The Westminster Government’s persistence with austerity, cuts and rolling back of the state demonstrates that this is ideological rather than pragmatic. These policies are harming the economy, but Cameron and Osborne persist with them because they suit the plutocrats for whom our state is run.
The House of Lords is desperately in need of reform. It is outdated, designed not by compromise but by centuries of compromise. It cannot fulfil its purpose. The Conservative-Liberal Democrat government decided to destroy the NHS, with no electoral mandate and despite explicit promises to the contrary. An effective upper chamber would have saved the NHS. The House of Lords failed. Yet the ferocious resistance to Lord’s Reform shows how important even the failed elements of the British state are to the governing elite.
The failure to secure a change to the Alternative Vote system speaks to just how those who benefit from the elite control of the British are totally committed to preventing any change. In short the London government has become a tool for the ultra-wealthy to plunder our common wealth, and it’s hard to see what we can do to stop that. If even a small change to the electoral system is unacceptable, how can we turn the British state around? How can we make the state serve the interests of those who aren’t already billionaires?
We have a government that suggests we cut £25bn from welfare and benefits. It wants to take the vote from unemployed people while cutting the taxes on rich people. It will veto a Robin Hood Tax that would stop financial speculation and raise billions in much needed revenue. It is doing these things not because they are right, but because they suit the rich.
I think the clear answer is that we can’t hope to win back the British state. Even a Labour administration is likely to be in the pockets of the same plutocratic elite that is currently doing so much damage. That’s why they won’t commit to reinstating the 50p tax rate on high earners.
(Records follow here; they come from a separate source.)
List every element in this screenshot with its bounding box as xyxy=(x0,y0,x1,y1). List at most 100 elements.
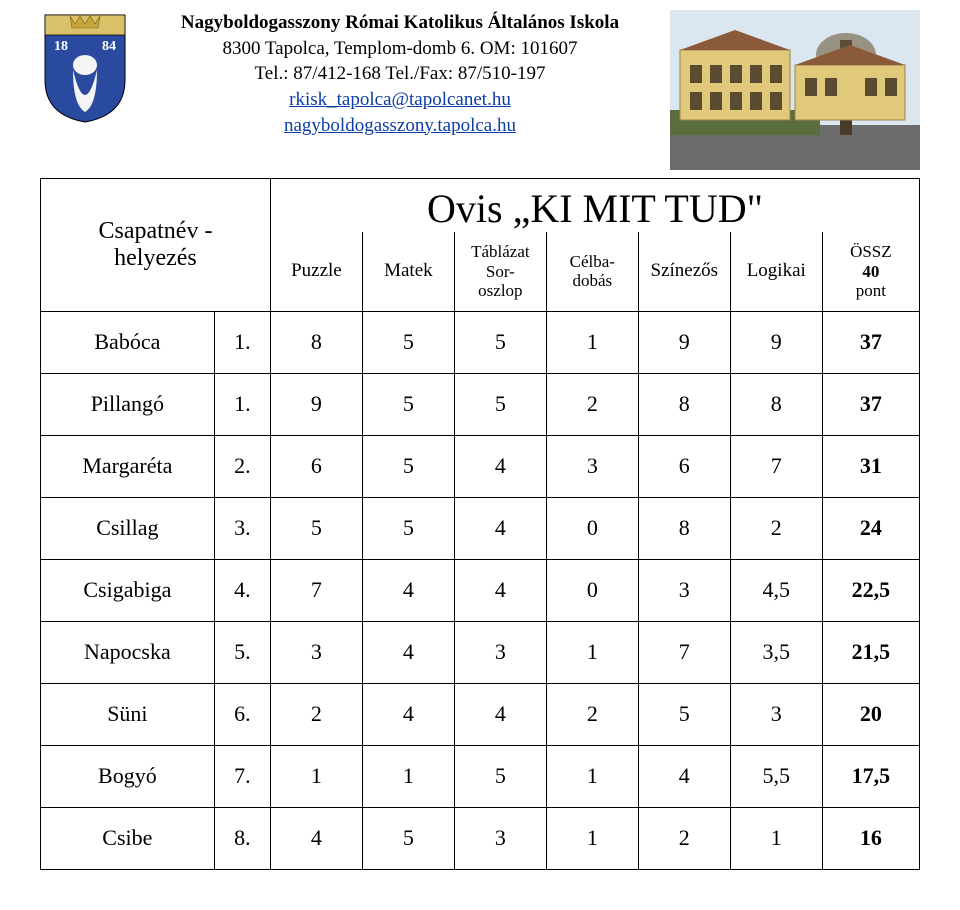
col-header-celbadobas: Célba-dobás xyxy=(546,232,638,311)
score-cell: 4 xyxy=(362,621,454,683)
school-crest: 18 84 xyxy=(40,10,130,125)
total-cell: 20 xyxy=(822,683,919,745)
team-rank: 1. xyxy=(214,373,270,435)
col-header-szinezos: Színezős xyxy=(638,232,730,311)
table-row: Bogyó7.115145,517,5 xyxy=(41,745,920,807)
total-cell: 37 xyxy=(822,373,919,435)
col-header-logikai: Logikai xyxy=(730,232,822,311)
results-table-main: Csapatnév -helyezésOvis „KI MIT TUD"Puzz… xyxy=(40,178,920,870)
score-cell: 4 xyxy=(362,559,454,621)
score-cell: 1 xyxy=(362,745,454,807)
score-cell: 4 xyxy=(362,683,454,745)
col-header-total: ÖSSZ40pont xyxy=(822,232,919,311)
table-row: Margaréta2.65436731 xyxy=(41,435,920,497)
score-cell: 5 xyxy=(362,497,454,559)
team-rank: 6. xyxy=(214,683,270,745)
table-row: Süni6.24425320 xyxy=(41,683,920,745)
table-row: Csigabiga4.744034,522,5 xyxy=(41,559,920,621)
score-cell: 4 xyxy=(270,807,362,869)
school-building-image xyxy=(670,10,920,170)
score-cell: 7 xyxy=(638,621,730,683)
score-cell: 4,5 xyxy=(730,559,822,621)
score-cell: 1 xyxy=(270,745,362,807)
score-cell: 2 xyxy=(546,373,638,435)
team-rank: 4. xyxy=(214,559,270,621)
team-rank: 5. xyxy=(214,621,270,683)
score-cell: 2 xyxy=(730,497,822,559)
crest-icon: 18 84 xyxy=(40,10,130,125)
total-cell: 22,5 xyxy=(822,559,919,621)
score-cell: 5,5 xyxy=(730,745,822,807)
team-name: Bogyó xyxy=(41,745,215,807)
table-title: Ovis „KI MIT TUD" xyxy=(270,179,919,233)
team-rank: 1. xyxy=(214,311,270,373)
team-rank: 2. xyxy=(214,435,270,497)
score-cell: 0 xyxy=(546,497,638,559)
col-header-matek: Matek xyxy=(362,232,454,311)
table-row: Csibe8.45312116 xyxy=(41,807,920,869)
table-row: Csillag3.55408224 xyxy=(41,497,920,559)
score-cell: 8 xyxy=(638,497,730,559)
col-header-team: Csapatnév -helyezés xyxy=(41,179,271,312)
total-cell: 21,5 xyxy=(822,621,919,683)
total-cell: 37 xyxy=(822,311,919,373)
score-cell: 2 xyxy=(546,683,638,745)
team-name: Süni xyxy=(41,683,215,745)
school-address: 8300 Tapolca, Templom-domb 6. OM: 101607 xyxy=(150,36,650,62)
team-label-1: Csapatnév - xyxy=(98,218,212,244)
score-cell: 5 xyxy=(454,373,546,435)
school-email-link[interactable]: rkisk_tapolca@tapolcanet.hu xyxy=(289,89,511,110)
score-cell: 2 xyxy=(638,807,730,869)
score-cell: 5 xyxy=(638,683,730,745)
score-cell: 5 xyxy=(270,497,362,559)
team-name: Csibe xyxy=(41,807,215,869)
score-cell: 5 xyxy=(454,745,546,807)
score-cell: 1 xyxy=(730,807,822,869)
score-cell: 5 xyxy=(362,435,454,497)
score-cell: 9 xyxy=(638,311,730,373)
team-name: Margaréta xyxy=(41,435,215,497)
score-cell: 4 xyxy=(454,497,546,559)
school-phone: Tel.: 87/412-168 Tel./Fax: 87/510-197 xyxy=(150,61,650,87)
score-cell: 6 xyxy=(638,435,730,497)
score-cell: 9 xyxy=(270,373,362,435)
score-cell: 4 xyxy=(454,559,546,621)
team-rank: 3. xyxy=(214,497,270,559)
score-cell: 1 xyxy=(546,807,638,869)
score-cell: 6 xyxy=(270,435,362,497)
school-website-link[interactable]: nagyboldogasszony.tapolca.hu xyxy=(284,115,516,136)
table-row: Napocska5.343173,521,5 xyxy=(41,621,920,683)
team-name: Pillangó xyxy=(41,373,215,435)
score-cell: 7 xyxy=(730,435,822,497)
team-name: Napocska xyxy=(41,621,215,683)
school-name: Nagyboldogasszony Római Katolikus Általá… xyxy=(150,10,650,36)
score-cell: 3 xyxy=(454,807,546,869)
score-cell: 3 xyxy=(454,621,546,683)
team-name: Csigabiga xyxy=(41,559,215,621)
header-text-block: Nagyboldogasszony Római Katolikus Általá… xyxy=(150,10,650,138)
total-cell: 31 xyxy=(822,435,919,497)
score-cell: 1 xyxy=(546,621,638,683)
score-cell: 1 xyxy=(546,311,638,373)
score-cell: 3,5 xyxy=(730,621,822,683)
score-cell: 9 xyxy=(730,311,822,373)
score-cell: 1 xyxy=(546,745,638,807)
crest-year-left: 18 xyxy=(54,39,68,54)
score-cell: 3 xyxy=(638,559,730,621)
score-cell: 7 xyxy=(270,559,362,621)
score-cell: 8 xyxy=(730,373,822,435)
score-cell: 0 xyxy=(546,559,638,621)
score-cell: 5 xyxy=(362,373,454,435)
page-header: 18 84 Nagyboldogasszony Római Katolikus … xyxy=(40,10,920,170)
team-rank: 7. xyxy=(214,745,270,807)
score-cell: 8 xyxy=(638,373,730,435)
total-cell: 17,5 xyxy=(822,745,919,807)
total-cell: 24 xyxy=(822,497,919,559)
team-name: Csillag xyxy=(41,497,215,559)
score-cell: 3 xyxy=(546,435,638,497)
score-cell: 4 xyxy=(638,745,730,807)
score-cell: 3 xyxy=(730,683,822,745)
table-row: Babóca1.85519937 xyxy=(41,311,920,373)
team-rank: 8. xyxy=(214,807,270,869)
score-cell: 5 xyxy=(362,311,454,373)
It’s why they want to keep student fees at £6000 a year. They’re as much a part of a problem as they are a part of the solution. What hope I had for change in the British state that was dashed with Blair’s failures on international policy, democratic reform and, to quote Peter Mandelson “being intensely relaxed about the filthy rich”. We need to leave reforming the British state to the English who control it.
So the only way we can hope to have a better country is to have our own country. A Scottish state would have none of the ‘important traditions’ of the British state like unfair voting systems, or an economy run in the interest of financiers in the City of London. And the dead hand in this context is not the constitutional debate, but the media-political-financial elite in London. Freed from these self-interested actors we can create the state that the many want. We can care for the vulnerable, we can decide how our economy works; we can be the good global citizen that the British state has so comprehensively failed to be.
While a similar elite exists and will develop in Scotland it has little of the resource or position enjoyed by its equivalent in London. And the stakes are much lower for it. A Scottish elite won’t be defending a bastion of wealthy power. The members of our Scottish elites are much more disparate than their London counterparts. Much of the wealth and influence of the Scottish elite is in London, isolated from Scotland, and therefore much less likely to be able to stop change. Independence will wrong-foot our elite and for a time we will have substantial opportunities to create a state that has equality and justice at its heart.
I’m not naive about how corporate elites will attempt to capture the Scottish state. I don’t believe that independence will make everything better. There will be a Scottish elite similar to the British elite. But there will be much less entrenched advantage for this elite. And independence will make it possible to make things better. We’ll have to fight to win our vision of a Scottish state. It is, though, a fight we can win.